Africa’s aviation industry represents a huge market that the continent’s airlines need to exploit more fully, with technology and AI offering the way forward for expansion, regional development experts said Thursday.

“Technology and smart technologies are offering this fantastic opportunity, so let’s make use of AI, let’s make use of the Internet of Things, let’s capacitate our people to revamp and to rethink our industry, to make sure that both our airports and our airlines cater for the very near future,”  said Dr. Amani Abou Zeid, African Union Commission for Infrastructure and Energy, during the opening session of a virtual workshop.

The workshop, held on 3 December, was organized by the African Development Bank under the theme, African Aviation Recovery Conference: coordinating an efficient response to the COVID-19 crisis’s effects on the Aviation sector in Africa.

Discussions touched on a number of challenges, including the urgent need of African airlines for government-supported loans, and other financial assistance in the short term, as well as the imperative to ensure that public health is a factor in efforts to build the sector back better and more competitively. 

Dr. Fang Liu, Secretary General of the International Civil Aviation Organization, the Nigerian Government’s Minister for Aviation Hadi Sirika and the Bank’s Vice President for Infrastructure, Industrialization and Private Sector, Solomon Quaynor, also made statements.

Sirika called on African governments to embrace full liberalisation of the aviation sector, invoking the Yamoussoukro Decision, which established an arrangement for the gradual liberalization of intra-Africa air transport services. “Nigeria today has all its bilateral air service agreements with the YD and was also among the first ten countries that signed a commitment to implement the Single African Air Transport Market,” he said   SAATM, a mechanism of the Yamoussoukro Decision, is an African Union flagship project to create a single unified air transport market in Africa that will advance the continent’s economic integration agenda.   

Quaynor emphasised the centrality of the aviation sector to Africa’s long-term goals by referencing three flagship projects of the AU’s Agenda 2063 that aim to advance open skies and closer connectivity: SAATM, The African Continental Free Trade Area, and the African Passport-Free movement of people.

“The air transport system is really at the forefront of all our collective objectives to realize Africa as a single economic bloc of 1.3 billion people with a GDP of almost 3 trillion dollars, for which we want to begin to really focus and increase trade among ourselves, as well as investment.”

The conference took the form of four sessions discussing the priority needs of airlines and airports aviation services companies, as well as needed policy actions and strengthening the sector’s access to finance. 

In a presentation, the Bank Director’s for Infrastructure and Urban Development, Amadou Oumarou, made clear that the sector had been ailing even prior to the onset of the pandemic, plagued by market restrictions and high prices, as well as a poor record of safety and security.

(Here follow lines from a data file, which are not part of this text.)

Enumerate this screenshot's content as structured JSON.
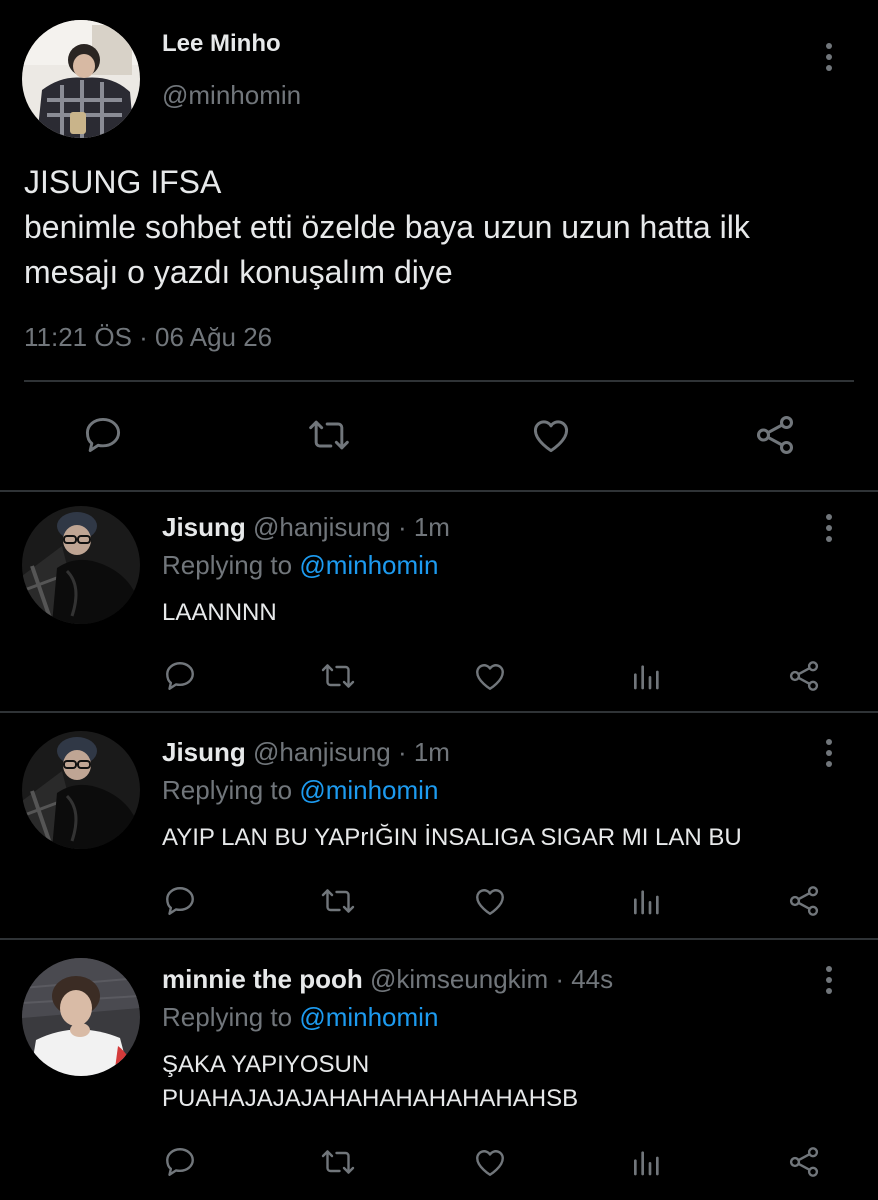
{
  "main_tweet": {
    "author_name": "Lee Minho",
    "author_handle": "@minhomin",
    "text_lines": [
      "JISUNG IFSA",
      "benimle sohbet etti özelde baya uzun uzun hatta ilk",
      "mesajı o yazdı konuşalım diye"
    ],
    "timestamp": "11:21 ÖS · 06 Ağu 26",
    "actions": [
      "reply-icon",
      "retweet-icon",
      "like-icon",
      "share-icon"
    ]
  },
  "replies": [
    {
      "name": "Jisung",
      "handle": "@hanjisung · 1m",
      "replying_prefix": "Replying to",
      "replying_to": "@minhomin",
      "text_lines": [
        "LAANNNN"
      ]
    },
    {
      "name": "Jisung",
      "handle": "@hanjisung · 1m",
      "replying_prefix": "Replying to",
      "replying_to": "@minhomin",
      "text_lines": [
        "AYIP LAN BU YAPrIĞIN İNSALIGA SIGAR MI LAN BU"
      ]
    },
    {
      "name": "minnie the pooh",
      "handle": "@kimseungkim · 44s",
      "replying_prefix": "Replying to",
      "replying_to": "@minhomin",
      "text_lines": [
        "ŞAKA YAPIYOSUN",
        "PUAHAJAJAJAHAHAHAHAHAHAHSB"
      ]
    }
  ],
  "reply_actions": [
    "reply-icon",
    "retweet-icon",
    "like-icon",
    "analytics-icon",
    "share-icon"
  ],
  "colors": {
    "background": "#000000",
    "text": "#e7e9ea",
    "muted": "#71767b",
    "link": "#1d9bf0",
    "divider": "#2f3336"
  }
}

Of the 200 airlines the EU had blacklisted in 2016, over 50% were African.  

The pandemic’s aviation effects, while felt worldwide, have been sharpest in Africa, Oumarou said, a claim that was backed up by numerous panelists.  Nearly 5 million of the continent’s 7 million aviation and tourism industry-related jobs have been lost in 2020, in addition to as much as $15 billion in revenue, half of this to African airlines.

The wide-ranging discussions touched on whether African airlines needed to consolidate to be viable, and offered numerous recommendations and solutions. These included adopting aircraft leasing and other innovative practices to cut costs and build efficiencies, strengthening freight operations, which have been less hard  hit than passenger traffic, and seizing direct opportunities presented by the imminent need to distribute COVID-19 vaccines across Africa. 

Underpinning much of the discussion was the need to make public health and security a central element of the post COVID-19 recovery, as a path to restoring confidence.

A key takeaway was the urgent need for coordinated action among the sector’s actors, including governments, aviation authorities and multilateral stakeholders such as the Bank.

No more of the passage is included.